ŞİDDETLİ BAŞ VE VÜCUT AĞRISINA DİKKAT!

Soğuk algınlığı ile grip arasındaki temel farkın hastalığın şiddeti olduğu belirtiliyor. Grip hastalığı viral solunum yolu enfeksiyonları arasında en şiddetlisi olarak kabul ediliyor. Bu durum hastanın fiziksel kapasitesini önemli ölçüde azaltıyor. Gripte genellikle daha yüksek ateş, halsizlik ve iştahsızlık gibi belirtiler görülüyor. Hastalık yetişkinleri işinden, çocukları ise okuldan alıkoyacak şiddette olabiliyor. Şiddetli baş ve vücut ağrıları gribin ayırt edici özellikleri arasında bulunuyor.

GRİPTE YAPMANIZ GEREKEN 6 ŞEY

-Grip olduğunuzda tıbbi hizmet dışında başkalarıyla teması azaltıp evinizde kalın.

-Hastaların çoğunun herhangi bir tedavi almadan kendiliğinden iyileştiği gerçeğini unutmayın.

-Öksürür veya aksırırken ağız ve burnunuzu kapatın.

-Elinizi sık sık sabun ve su ile veya alkollü dezenfektanla temizleyin.

-Ağız, burun ve gözlerinize dokunmaktan kaçının.

-Bol sıvı ve yeterli kalori almaya özen gösterin.

GRİP TEDAVİSİNDE ANTİBİYOTİĞİN YERİ YOK

Grip söz konusu olduğunda risk grubuna dahil olan kişilerin doktora başvurmaları ve yapılan değerlendirmeye göre antiviral ilaçlarla tedavi edilmeleri gerekiyor. Ateşten dolayı huzursuzluğu, fiziksel rahatsızlığı, baş veya vücut ağrıları olanlara ateş düşürücü ve ağrı kesici ilaçlar verilebiliyor.

Grip bir virüs olduğu için virüslere etkisi olmayan antibiyotiklerin hastalığın tedavisinde yeri bulunmuyor. Antibiyotikler zatürree, orta kulak iltihabı veya sinüzit gibi bakteri enfeksiyonlarının hastalığa daha sonra eklenmesi durumunda kullanılıyor. Önceden verildikleri takdirde bu komplikasyonların oluşmasını önlemedikleri gibi gereksiz kullanılan antibiyotikler, tedavinin zorlaşmasına neden olabiliyor.

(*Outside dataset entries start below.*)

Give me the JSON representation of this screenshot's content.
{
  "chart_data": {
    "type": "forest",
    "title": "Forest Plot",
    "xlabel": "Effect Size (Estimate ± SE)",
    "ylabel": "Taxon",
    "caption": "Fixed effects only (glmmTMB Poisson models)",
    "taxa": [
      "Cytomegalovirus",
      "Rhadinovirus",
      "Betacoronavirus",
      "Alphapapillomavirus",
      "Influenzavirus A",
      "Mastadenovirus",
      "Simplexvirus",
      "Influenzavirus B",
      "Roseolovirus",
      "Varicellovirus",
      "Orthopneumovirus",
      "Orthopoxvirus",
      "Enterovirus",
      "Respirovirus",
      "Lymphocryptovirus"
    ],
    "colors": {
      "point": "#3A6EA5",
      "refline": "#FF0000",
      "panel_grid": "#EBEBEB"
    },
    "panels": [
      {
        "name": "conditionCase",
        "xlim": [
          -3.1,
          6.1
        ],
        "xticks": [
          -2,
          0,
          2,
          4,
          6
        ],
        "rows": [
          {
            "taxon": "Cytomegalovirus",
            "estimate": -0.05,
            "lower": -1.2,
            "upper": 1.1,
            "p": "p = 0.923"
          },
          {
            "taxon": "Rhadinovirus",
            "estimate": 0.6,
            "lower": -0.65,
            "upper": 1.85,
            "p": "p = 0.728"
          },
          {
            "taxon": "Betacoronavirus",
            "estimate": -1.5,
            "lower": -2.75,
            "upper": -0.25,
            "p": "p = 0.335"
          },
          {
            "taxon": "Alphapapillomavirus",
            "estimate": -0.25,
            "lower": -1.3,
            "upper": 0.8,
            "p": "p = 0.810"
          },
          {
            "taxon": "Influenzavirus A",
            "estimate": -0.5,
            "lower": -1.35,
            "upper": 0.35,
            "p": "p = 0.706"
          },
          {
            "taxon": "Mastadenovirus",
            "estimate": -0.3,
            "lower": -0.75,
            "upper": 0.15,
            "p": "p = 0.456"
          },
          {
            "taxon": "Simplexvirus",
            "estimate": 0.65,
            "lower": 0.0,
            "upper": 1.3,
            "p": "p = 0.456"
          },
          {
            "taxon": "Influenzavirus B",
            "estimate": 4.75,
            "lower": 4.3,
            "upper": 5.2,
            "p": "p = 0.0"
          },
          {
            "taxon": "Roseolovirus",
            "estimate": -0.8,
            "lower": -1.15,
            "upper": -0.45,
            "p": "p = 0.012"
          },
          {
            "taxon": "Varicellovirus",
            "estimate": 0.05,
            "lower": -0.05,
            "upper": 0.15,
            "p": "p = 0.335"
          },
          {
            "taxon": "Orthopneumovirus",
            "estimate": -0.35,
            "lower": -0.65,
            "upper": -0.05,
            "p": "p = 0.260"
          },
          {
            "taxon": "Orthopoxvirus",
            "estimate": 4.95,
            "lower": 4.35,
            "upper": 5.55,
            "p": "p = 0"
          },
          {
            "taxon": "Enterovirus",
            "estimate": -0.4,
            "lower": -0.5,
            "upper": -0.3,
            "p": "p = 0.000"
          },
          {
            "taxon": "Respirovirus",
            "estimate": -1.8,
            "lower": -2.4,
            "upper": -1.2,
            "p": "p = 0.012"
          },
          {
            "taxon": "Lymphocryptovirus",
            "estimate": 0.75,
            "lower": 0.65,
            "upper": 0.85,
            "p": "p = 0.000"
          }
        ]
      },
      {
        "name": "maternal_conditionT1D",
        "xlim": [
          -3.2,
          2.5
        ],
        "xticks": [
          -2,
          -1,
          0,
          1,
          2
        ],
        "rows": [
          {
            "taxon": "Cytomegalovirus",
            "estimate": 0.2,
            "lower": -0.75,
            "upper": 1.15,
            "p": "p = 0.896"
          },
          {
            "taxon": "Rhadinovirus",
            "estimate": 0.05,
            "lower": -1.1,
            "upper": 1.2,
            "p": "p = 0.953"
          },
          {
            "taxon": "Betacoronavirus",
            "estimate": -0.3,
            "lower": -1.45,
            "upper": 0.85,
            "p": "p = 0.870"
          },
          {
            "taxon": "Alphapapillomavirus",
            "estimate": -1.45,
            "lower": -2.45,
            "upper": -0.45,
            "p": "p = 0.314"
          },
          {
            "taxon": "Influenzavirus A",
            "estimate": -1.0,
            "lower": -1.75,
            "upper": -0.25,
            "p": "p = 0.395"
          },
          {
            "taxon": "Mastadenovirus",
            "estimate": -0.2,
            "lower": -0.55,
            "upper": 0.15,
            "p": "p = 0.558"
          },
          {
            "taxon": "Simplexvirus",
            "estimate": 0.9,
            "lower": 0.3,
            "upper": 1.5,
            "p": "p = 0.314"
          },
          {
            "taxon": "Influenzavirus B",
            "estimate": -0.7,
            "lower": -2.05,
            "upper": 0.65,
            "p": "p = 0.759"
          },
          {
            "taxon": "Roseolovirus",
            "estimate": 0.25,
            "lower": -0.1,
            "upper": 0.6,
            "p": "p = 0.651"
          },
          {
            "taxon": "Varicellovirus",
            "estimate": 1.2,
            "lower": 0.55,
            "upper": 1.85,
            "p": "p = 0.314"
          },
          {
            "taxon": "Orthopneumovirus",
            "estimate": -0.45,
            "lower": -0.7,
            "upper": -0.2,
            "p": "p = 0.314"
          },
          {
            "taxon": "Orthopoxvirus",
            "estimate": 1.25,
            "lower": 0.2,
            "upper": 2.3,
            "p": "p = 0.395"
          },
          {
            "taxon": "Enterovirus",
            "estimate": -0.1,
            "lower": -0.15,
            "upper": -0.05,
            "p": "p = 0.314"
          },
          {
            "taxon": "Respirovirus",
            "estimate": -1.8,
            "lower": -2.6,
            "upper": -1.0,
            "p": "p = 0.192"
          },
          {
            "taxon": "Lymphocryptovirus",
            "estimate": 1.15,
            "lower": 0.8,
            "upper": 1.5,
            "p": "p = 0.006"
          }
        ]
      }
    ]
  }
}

TEHLİKEYE DAVETİYE ÇIKARAN 4 YANLIŞ

-Kişinin tehlike işaretleri olduğu halde sağlık kurumuna başvurmaması veya geç başvurması.

-Risk grubunda olan kişilerin tedavi olmamaları.

-Kusmaya veya ishale rağmen yeterli sıvı alınmaması.

-Zatürree, dehidrasyon (susuz kalma), kronik hastalığın kötüleşmesi, kalp yetmezliği gibi komplikasyonların farkına varılmaması.

GRİP EN ÇOK KİMLERİ ÖLDÜRÜYOR?

-Küçük çocukları.

-65 yaşından büyük yaşlıları.

-Bağışıklık sisteminin virüslere karşı gücünün nispeten az olduğu kişileri.

-Gebeleri.

-Kronik akciğer, kalp, böbrek, kan, karaciğer, nörolojik hastalıkları olanları (gerek lokal gerekse genel bağışıklık aktivitesinin zayıfladığı durumlarda) daha çok tehdit edip ölümlerine bile neden olabiliyor.